How are these misleading? What exactly did you initially think when you read the signs? I can't think of any other reaction than " a company wishes to refill my ink cartridges and sell them for profit" and I don't think most people have a problem with that. That's what recycling is.
posted by almostmanda at 1:22 PM on July 15, 2007


Actually---"cilantro", it doesn't mean they're not remade.

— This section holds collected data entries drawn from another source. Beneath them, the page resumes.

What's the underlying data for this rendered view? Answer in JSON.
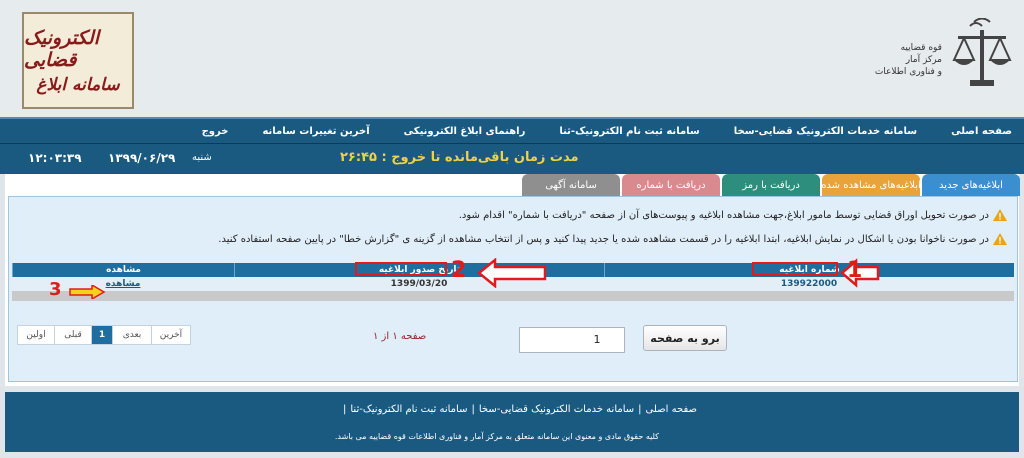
{
  "header": {
    "logo_line1": "الکترونیک قضایی",
    "logo_line2": "سامانه ابلاغ",
    "org_line1": "قوه قضاییه",
    "org_line2": "مرکز آمار",
    "org_line3": "و فناوری اطلاعات"
  },
  "nav": {
    "items": [
      "صفحه اصلی",
      "سامانه خدمات الکترونیک قضایی-سخا",
      "سامانه ثبت نام الکترونیک-ثنا",
      "راهنمای ابلاغ الکترونیکی",
      "آخرین تغییرات سامانه",
      "خروج"
    ]
  },
  "status": {
    "day": "شنبه",
    "date": "۱۳۹۹/۰۶/۲۹",
    "time": "۱۲:۰۳:۳۹",
    "remaining": "مدت زمان باقی‌مانده تا خروج : ۲۶:۴۵"
  },
  "tabs": [
    "ابلاغیه‌های جدید",
    "ابلاغیه‌های مشاهده شده",
    "دریافت با رمز",
    "دریافت با شماره",
    "سامانه آگهی"
  ],
  "notices": [
    "در صورت تحویل اوراق قضایی توسط مامور ابلاغ،جهت مشاهده ابلاغیه و پیوست‌های آن از صفحه \"دریافت با شماره\" اقدام شود.",
    "در صورت ناخوانا بودن یا اشکال در نمایش ابلاغیه، ابتدا ابلاغیه را در قسمت مشاهده شده یا جدید پیدا کنید و پس از انتخاب مشاهده از گزینه ی \"گزارش خطا\" در پایین صفحه استفاده کنید."
  ],
  "grid": {
    "columns": [
      "شماره ابلاغیه",
      "تاریخ صدور ابلاغیه",
      "مشاهده"
    ],
    "rows": [
      {
        "number": "139922000",
        "date": "1399/03/20",
        "view": "مشاهده"
      }
    ]
  },
  "pager": {
    "first": "اولین",
    "prev": "قبلی",
    "current": "1",
    "next": "بعدی",
    "last": "آخرین",
    "page_info": "صفحه ۱ از ۱",
    "input_value": "1",
    "go_label": "برو به صفحه"
  },
  "annotations": [
    "1",
    "2",
    "3"
  ],
  "footer": {
    "links": [
      "صفحه اصلی",
      "سامانه خدمات الکترونیک قضایی-سخا",
      "سامانه ثبت نام الکترونیک-ثنا"
    ],
    "copyright": "کلیه حقوق مادی و معنوی این سامانه متعلق به مرکز آمار و فناوری اطلاعات قوه قضاییه می باشد."
  },
  "colors": {
    "nav_bg": "#1a5a80",
    "accent_red": "#e11b1b",
    "timer_yellow": "#f1d04a"
  }
}
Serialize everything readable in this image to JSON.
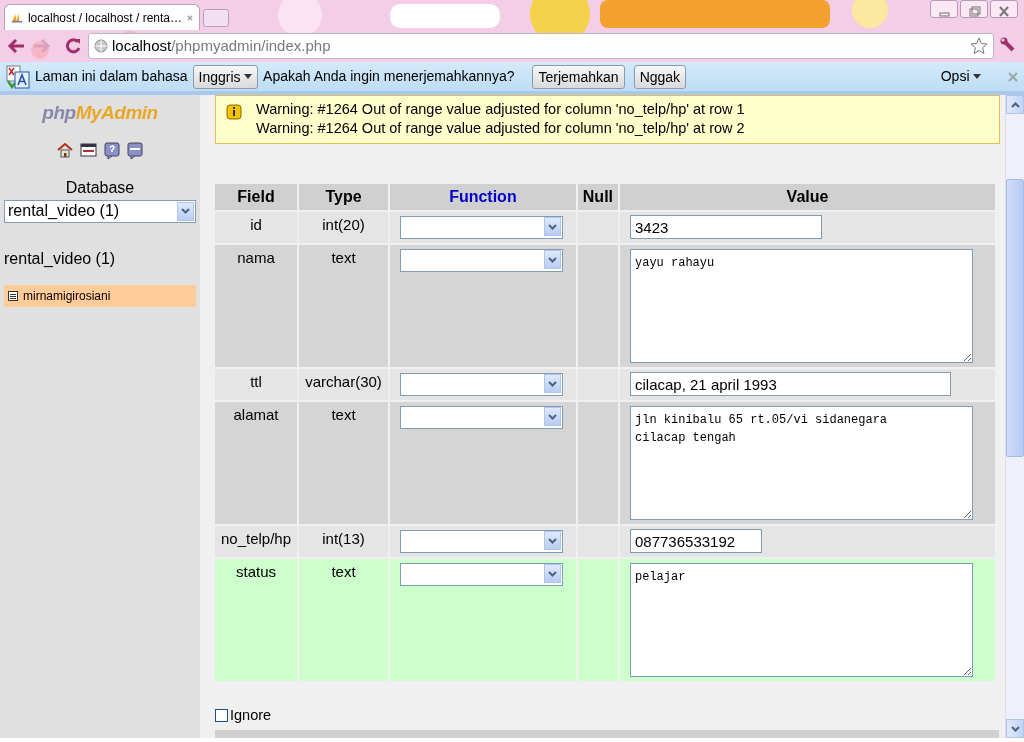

Lots of places take the old cartridges simply to "suck out" the remaining ink and/or rip-off the copper plated print heads for recycling, toss the old ones and their heavy metal guts into trash heaps.

There was an interesting article somewhere recently about someone's trip to India, and one of the cottage industries he found was people covered in ink who worked to recover the bits of metal and ink from the cartridges. I want to say it was in Wired--but it might very well have been a link from the metafilter...
posted by TomMelee at 1:41 PM on July 15, 2007


Lots of places take the old cartridges simply to "suck out" the remaining ink and/or rip-off the copper plated print heads for recycling, toss the old ones and their heavy metal guts into trash heaps.

Yeah, this is just one more concern.

Recently there was a story about junked University of Illinois computers finding there way into garbage heaps in rural China.
posted by wfrgms at 2:50 PM on July 15, 2007


Just out of curiosity, why was I deleted? it wasn't a serious answer, but neither was it particularly snarky.
posted by nax at 3:59 PM on July 15, 2007


ust out of curiosity, why was I deleted?

FAQ #89, P3
posted by carsonb at 4:44 PM on July 15, 2007


It all reeks of some sort of for-profit scam.

If recycling isn't making a profit, you're not doing it right.